Let’s look at a real example of network distribution through some high-level data on my newsletter growth over the past 7 months, starting with my overall Techonomics subscriber (free) number: 4,376. Not bad for 7 months of writing a newsletter. I leveraged both Substack and LinkedIn to publish and build my audience, so let’s look at those two numbers separately.

First, a quick glance at my Substack email subscriber data.

And now also at that data matched against the total.

That’s right. Only 2.7% of my overall subscriber count comes from my Substack email list while the remaining 97.3% comes from my LinkedIn newsletter. That’s network distribution effects at work helping discovery.

A few things here: (1) I have connections already on LinkedIn and have leveraged that network but the majority of subscribers are 3+ degree connections, (2) LinkedIn may be cannibalizing traffic that would otherwise be pointed to Substack leading to missed opportunities on email list growth (LI doesn’t share emails), and (3) with LinkedIn it’s low friction to hit subscribe. Regardless, it’s hard to argue with subscriber growth of that magnitude for someone starting to build out an audience who finds their work valuable. One that I can reach in their inbox.

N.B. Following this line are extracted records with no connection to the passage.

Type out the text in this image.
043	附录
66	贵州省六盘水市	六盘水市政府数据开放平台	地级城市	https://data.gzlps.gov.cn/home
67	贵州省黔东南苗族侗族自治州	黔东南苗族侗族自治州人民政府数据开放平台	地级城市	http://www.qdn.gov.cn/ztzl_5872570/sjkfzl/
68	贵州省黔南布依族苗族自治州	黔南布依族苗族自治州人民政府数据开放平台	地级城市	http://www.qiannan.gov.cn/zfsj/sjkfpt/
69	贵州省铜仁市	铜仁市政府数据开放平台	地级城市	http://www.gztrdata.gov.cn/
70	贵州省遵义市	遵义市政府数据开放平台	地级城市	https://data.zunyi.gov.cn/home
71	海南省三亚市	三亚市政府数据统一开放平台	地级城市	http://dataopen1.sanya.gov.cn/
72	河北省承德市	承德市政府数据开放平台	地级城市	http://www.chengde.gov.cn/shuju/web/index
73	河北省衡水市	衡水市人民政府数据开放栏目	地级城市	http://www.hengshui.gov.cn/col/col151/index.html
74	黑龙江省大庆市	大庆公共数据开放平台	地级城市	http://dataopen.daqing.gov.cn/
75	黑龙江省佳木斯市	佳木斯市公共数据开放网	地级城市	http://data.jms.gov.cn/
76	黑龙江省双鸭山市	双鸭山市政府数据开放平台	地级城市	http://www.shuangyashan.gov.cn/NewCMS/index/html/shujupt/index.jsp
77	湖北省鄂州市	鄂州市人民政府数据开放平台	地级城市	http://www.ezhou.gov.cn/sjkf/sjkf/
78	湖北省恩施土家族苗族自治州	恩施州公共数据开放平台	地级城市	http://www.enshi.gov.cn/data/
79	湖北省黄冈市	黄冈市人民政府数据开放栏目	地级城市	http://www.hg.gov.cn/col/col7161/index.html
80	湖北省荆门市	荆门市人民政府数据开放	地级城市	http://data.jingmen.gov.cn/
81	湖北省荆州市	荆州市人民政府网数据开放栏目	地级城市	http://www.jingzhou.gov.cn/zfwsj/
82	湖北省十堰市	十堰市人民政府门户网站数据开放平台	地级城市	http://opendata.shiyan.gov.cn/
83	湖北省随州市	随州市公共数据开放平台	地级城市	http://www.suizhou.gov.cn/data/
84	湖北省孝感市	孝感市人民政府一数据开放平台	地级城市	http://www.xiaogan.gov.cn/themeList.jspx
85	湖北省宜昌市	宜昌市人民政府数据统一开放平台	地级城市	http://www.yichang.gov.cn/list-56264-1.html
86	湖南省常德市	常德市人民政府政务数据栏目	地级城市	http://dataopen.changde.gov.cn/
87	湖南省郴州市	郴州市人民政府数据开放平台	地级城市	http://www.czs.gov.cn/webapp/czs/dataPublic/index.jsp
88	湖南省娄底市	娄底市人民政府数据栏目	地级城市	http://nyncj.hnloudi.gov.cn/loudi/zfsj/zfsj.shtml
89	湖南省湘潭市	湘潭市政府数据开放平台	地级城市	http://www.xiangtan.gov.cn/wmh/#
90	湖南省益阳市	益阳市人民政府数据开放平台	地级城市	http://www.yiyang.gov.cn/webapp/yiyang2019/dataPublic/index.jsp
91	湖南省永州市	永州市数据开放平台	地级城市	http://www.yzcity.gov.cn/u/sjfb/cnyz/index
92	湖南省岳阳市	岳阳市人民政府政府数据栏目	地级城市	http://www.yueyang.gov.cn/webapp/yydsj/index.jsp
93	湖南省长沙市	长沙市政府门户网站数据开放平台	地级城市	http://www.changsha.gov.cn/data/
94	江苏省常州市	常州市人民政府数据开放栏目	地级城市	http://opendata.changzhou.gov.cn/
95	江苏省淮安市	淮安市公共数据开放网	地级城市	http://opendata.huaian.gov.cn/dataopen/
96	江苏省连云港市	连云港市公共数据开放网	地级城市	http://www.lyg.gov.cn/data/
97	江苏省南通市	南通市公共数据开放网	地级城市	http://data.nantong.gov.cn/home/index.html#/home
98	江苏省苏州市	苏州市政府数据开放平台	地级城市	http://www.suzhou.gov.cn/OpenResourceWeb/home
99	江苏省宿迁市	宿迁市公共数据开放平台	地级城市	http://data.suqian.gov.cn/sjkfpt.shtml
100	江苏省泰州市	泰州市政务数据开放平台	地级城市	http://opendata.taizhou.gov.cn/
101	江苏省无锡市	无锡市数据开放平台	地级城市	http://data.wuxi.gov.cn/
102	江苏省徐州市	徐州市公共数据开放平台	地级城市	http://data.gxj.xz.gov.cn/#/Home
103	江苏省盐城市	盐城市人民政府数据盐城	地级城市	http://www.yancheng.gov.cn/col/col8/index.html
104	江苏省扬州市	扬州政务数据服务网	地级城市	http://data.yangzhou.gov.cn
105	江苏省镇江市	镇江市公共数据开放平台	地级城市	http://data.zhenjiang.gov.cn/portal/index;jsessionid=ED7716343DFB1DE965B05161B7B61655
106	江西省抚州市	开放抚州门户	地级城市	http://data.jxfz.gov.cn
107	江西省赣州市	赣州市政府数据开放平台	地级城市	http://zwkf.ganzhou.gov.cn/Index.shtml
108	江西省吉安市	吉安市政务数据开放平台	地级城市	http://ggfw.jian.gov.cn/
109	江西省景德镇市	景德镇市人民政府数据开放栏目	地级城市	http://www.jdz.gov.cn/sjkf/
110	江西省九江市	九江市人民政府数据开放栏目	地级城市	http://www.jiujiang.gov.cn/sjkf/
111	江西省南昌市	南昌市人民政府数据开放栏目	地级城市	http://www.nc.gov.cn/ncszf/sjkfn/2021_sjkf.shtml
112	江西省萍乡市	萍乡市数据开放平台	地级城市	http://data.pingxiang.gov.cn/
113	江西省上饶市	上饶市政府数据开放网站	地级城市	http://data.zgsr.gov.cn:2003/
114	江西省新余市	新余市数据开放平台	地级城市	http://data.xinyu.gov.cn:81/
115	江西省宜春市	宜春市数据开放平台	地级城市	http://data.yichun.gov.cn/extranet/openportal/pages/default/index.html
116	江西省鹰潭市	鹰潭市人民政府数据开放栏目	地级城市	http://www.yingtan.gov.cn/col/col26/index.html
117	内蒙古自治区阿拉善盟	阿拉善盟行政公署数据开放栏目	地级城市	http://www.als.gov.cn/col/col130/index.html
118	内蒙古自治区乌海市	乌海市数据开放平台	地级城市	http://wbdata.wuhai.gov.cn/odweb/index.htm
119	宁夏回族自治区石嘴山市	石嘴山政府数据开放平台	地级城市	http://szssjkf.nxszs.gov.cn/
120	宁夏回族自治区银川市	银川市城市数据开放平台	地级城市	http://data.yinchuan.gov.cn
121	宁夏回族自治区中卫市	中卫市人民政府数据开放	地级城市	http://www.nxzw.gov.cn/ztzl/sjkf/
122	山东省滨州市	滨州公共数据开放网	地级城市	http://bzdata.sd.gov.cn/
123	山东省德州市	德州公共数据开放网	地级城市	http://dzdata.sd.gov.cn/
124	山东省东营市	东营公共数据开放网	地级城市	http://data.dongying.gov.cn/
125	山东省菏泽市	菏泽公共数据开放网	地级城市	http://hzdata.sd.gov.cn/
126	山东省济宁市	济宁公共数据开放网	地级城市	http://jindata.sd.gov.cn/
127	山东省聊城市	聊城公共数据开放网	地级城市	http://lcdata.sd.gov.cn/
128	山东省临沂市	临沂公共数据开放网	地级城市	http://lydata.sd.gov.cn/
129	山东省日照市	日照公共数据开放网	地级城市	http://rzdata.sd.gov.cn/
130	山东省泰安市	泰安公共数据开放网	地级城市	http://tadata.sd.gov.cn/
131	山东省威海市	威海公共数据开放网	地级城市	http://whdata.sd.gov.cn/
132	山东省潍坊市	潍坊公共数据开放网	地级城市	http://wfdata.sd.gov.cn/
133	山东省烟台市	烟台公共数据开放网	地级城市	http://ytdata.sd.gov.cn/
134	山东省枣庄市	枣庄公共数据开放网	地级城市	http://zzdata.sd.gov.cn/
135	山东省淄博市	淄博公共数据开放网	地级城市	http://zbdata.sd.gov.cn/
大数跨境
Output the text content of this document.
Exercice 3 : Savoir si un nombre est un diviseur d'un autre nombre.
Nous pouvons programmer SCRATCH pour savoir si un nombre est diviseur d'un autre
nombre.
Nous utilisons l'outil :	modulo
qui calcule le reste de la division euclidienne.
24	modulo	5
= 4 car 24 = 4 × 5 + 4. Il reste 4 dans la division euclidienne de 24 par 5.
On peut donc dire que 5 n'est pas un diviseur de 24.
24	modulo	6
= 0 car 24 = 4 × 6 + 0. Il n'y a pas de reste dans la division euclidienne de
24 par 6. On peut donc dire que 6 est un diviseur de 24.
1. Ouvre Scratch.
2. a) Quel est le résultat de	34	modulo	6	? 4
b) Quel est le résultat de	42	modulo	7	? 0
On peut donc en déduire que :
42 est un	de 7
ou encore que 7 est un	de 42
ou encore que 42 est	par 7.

The point here, again, is that discovery through network distribution is what’s going to keep publishers on your platform. How well you help your publishers build and maintain their audience is the reason you’ll retain them and is a hard one to build for companies who don’t already have a well established flywheel of viral network effects. So, what else can Substack and other publishing tool providers do to compete and make the recurring revenue cut of paid subscriptions worth it?

Winning independent publishing

As someone who’s been writing for years, helped rebuild the LinkedIn Publishing platform, and has been building an audience over the past 7 months -- helping your publishers find an audience is the holy grail. It’s why Twitter and Revue’s merger means a reckoning for the paid newsletter industry.

They’ll win independent publishing on network distribution and discovery by leveraging the existing Twitter network while Revue focuses on writers and the product experience. They have the eyeballs to convert to subscribers and an audience willing to search for (and surface) the best content. In other words -- both sides of the viral marketplace.

To make up for their lack of network distribution, Substack is trying to build their own network effects, but they also need to focus on making their product unbeatable through writer services, editorial integrations, better analytics, and author exclusivity deals to compete. Regardless, they won't win out without the help of a network. Why? When you own your email list, you take it to whatever platform you please.